Placebos are most often pharmacologically inactive pills that mimic the physical characteristics of the study drug, but they can also take the form of inert medical devices, sham surgeries, and fake acupuncture. The placebo effect is broader than just patient improvement in response to this inactive treatment; it encompasses the patient’s response to the entire therapeutic context in which treatment is administered.
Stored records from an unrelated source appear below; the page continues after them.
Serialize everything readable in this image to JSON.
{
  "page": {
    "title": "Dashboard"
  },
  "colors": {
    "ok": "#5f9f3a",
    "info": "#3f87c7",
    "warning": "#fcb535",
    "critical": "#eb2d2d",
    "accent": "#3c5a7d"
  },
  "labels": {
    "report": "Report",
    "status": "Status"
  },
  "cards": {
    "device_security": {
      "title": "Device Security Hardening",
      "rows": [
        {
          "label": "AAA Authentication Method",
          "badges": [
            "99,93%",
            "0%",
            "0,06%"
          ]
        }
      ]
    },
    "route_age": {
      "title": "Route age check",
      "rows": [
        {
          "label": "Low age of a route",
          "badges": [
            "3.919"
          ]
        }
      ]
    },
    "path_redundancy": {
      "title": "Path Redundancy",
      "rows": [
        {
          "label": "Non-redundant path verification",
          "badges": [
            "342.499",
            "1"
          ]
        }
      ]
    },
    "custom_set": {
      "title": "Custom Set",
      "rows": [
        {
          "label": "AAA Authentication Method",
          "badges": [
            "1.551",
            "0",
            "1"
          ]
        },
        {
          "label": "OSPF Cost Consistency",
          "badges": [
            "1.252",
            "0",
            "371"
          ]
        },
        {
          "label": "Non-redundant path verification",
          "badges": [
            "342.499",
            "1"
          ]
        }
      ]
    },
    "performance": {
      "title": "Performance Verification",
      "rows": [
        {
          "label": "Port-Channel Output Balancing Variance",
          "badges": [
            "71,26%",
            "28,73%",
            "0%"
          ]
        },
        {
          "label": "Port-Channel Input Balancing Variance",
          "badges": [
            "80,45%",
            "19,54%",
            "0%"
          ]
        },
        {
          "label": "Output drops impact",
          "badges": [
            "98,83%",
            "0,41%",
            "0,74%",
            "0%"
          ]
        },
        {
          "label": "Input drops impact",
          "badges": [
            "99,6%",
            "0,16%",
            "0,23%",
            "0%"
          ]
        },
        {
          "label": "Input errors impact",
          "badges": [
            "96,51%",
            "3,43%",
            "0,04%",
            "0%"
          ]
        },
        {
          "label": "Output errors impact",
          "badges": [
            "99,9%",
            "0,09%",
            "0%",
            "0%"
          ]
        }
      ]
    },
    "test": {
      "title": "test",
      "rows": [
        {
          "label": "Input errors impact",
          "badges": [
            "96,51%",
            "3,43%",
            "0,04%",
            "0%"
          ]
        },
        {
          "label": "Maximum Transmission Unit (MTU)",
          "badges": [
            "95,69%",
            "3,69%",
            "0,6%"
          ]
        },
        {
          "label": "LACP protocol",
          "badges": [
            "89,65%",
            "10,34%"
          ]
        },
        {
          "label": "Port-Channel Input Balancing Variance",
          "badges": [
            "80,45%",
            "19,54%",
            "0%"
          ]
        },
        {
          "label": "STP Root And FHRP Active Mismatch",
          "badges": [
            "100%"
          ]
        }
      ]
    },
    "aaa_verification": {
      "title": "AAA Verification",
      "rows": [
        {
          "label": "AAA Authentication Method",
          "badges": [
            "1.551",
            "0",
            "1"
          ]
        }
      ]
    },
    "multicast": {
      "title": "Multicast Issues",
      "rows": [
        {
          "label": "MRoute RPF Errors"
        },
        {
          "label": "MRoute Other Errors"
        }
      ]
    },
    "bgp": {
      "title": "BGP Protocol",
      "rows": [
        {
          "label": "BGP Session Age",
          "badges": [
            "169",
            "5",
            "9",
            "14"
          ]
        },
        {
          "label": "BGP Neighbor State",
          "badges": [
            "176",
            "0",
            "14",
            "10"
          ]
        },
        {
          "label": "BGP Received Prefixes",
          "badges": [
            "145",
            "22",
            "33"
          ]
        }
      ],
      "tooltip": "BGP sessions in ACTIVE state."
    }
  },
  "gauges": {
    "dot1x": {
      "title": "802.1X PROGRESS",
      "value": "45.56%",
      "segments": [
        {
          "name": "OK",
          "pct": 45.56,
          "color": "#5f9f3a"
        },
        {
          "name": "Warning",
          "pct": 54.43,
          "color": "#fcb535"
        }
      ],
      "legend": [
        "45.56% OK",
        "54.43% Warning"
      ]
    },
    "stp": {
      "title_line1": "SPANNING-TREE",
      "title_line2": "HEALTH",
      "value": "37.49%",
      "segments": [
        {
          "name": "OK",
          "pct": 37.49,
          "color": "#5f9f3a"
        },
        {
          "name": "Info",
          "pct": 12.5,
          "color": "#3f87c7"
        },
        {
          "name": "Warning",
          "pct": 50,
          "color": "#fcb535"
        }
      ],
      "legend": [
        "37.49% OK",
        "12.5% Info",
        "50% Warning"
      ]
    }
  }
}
In this eBook, we examine issues surrounding the placebo response and its rise in more detail. Section One explores how and why the placebo effect is growing over time, and concludes with a brief history of the placebo. Section Two turns to the underlying psychological, neurobiological, and genetic mechanisms responsible for the placebo response. Section Three examines how the placebo response can be accurately measured in studies, its relationship to drug effects, and a few disease-related factors that contribute to it. Section Four discusses the latest research on strategies to reduce the placebo response, and the many factors that can influence its magnitude. Section Five covers a few other placebo-related topics: the placebo’s opposite – the nocebo effect – where the brain’s response to treatment context negatively impacts health; the placebo response in pediatric populations; and ends with some ethical considerations of placebo use.